So do the CIO and the Communists.” None of these writhings saved Bioff from being shipped back to Chicago to serve out his term in Bridewell prison from April to September of 1940. Released then, and departing in a rented car to return to Hollywood, he handed reporters a typewritten statement declaring: “I have paid my pound of flesh to society.”

  The federal prosecutors artfully brought Schenck to trial first, in March of 1941. The producer tried to defend himself by marshaling an array of character witnesses—Charlie Chaplin, Chico and Harpo Marx, Irving Berlin—but he declined to testify himself. He was duly convicted and sentenced to three years in prison. A few weeks later, after contemplating the various possibilities, Schenck said to his prosecutors: “I’ll talk, gentlemen. I don’t want to spend three years in jail.”

  So then Bioff was brought to trial in October, not only for tax evasion but also for racketeering and conspiracy. He was charged with extorting $550,000 from the four big studios. With characteristic élan, he admitted to having taken more than twice that much, but always at the producers’ request. The testimony was rich and colorful. “Now look, I’ll tell you why I’m here,” Bioff had said, according to Nick Schenck. “I want you to know that I’m the boss—I elected Mr. Browne.” Schenck said he protested against Bioff’s financial demands, but Bioff told him, “Stop this nonsense.

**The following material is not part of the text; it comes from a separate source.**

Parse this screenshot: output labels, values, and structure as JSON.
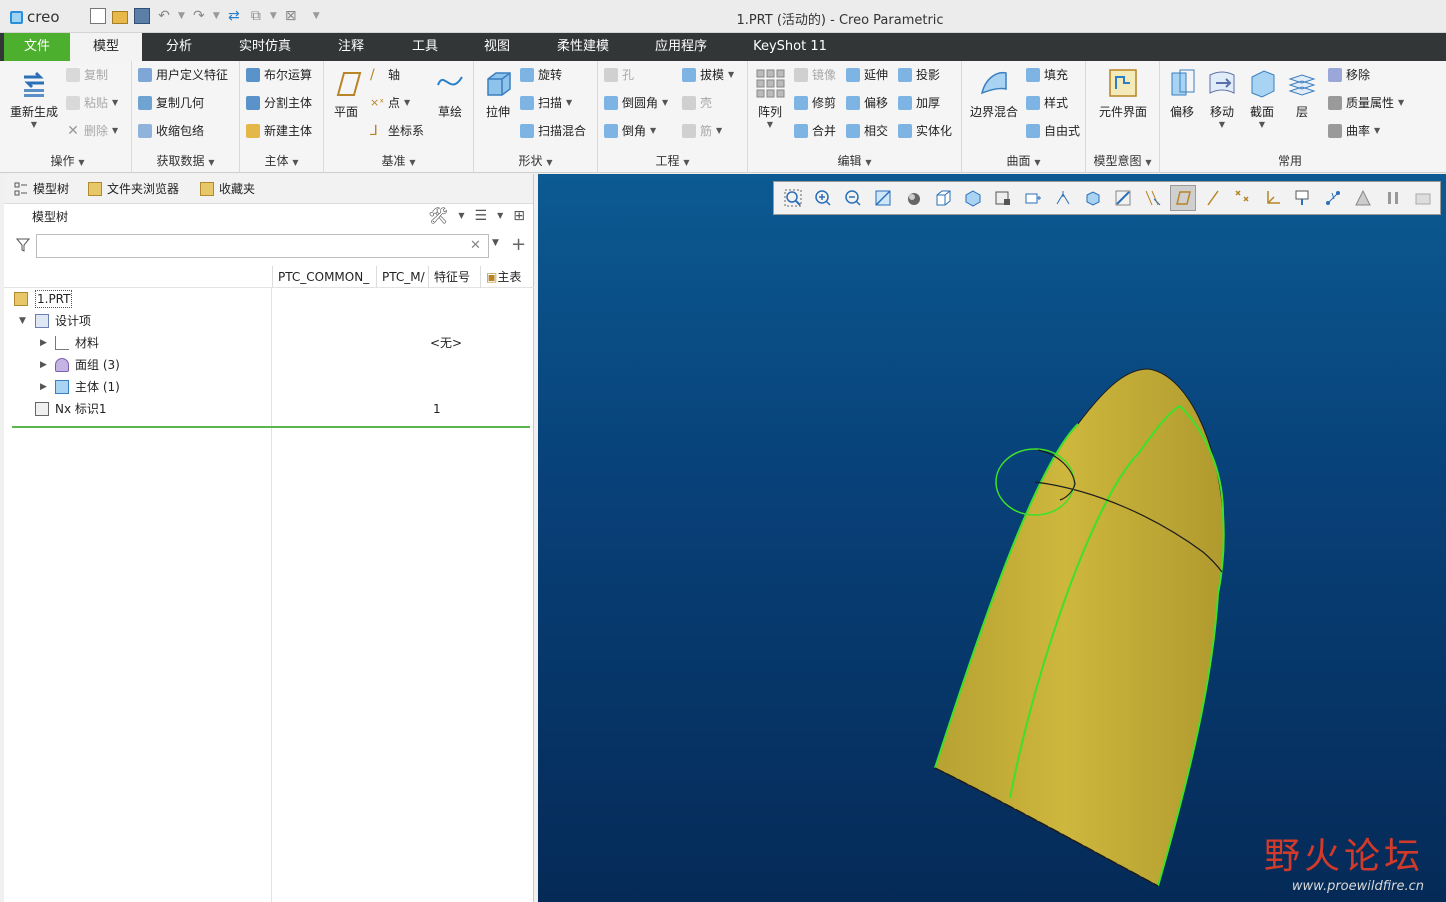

It will cost you a lot more if you don’t do it.” Schenck said the meeting was “terrifying.” He further testified that Bioff blamed Louis B. Mayer for the official investigation of his affairs, and he threatened revenge. “There is not room for both of us in this world, and I will be the one who stays here,” Schenck quoted Bioff as warning. “Mr. Mayer was terribly scared,” Schenck added.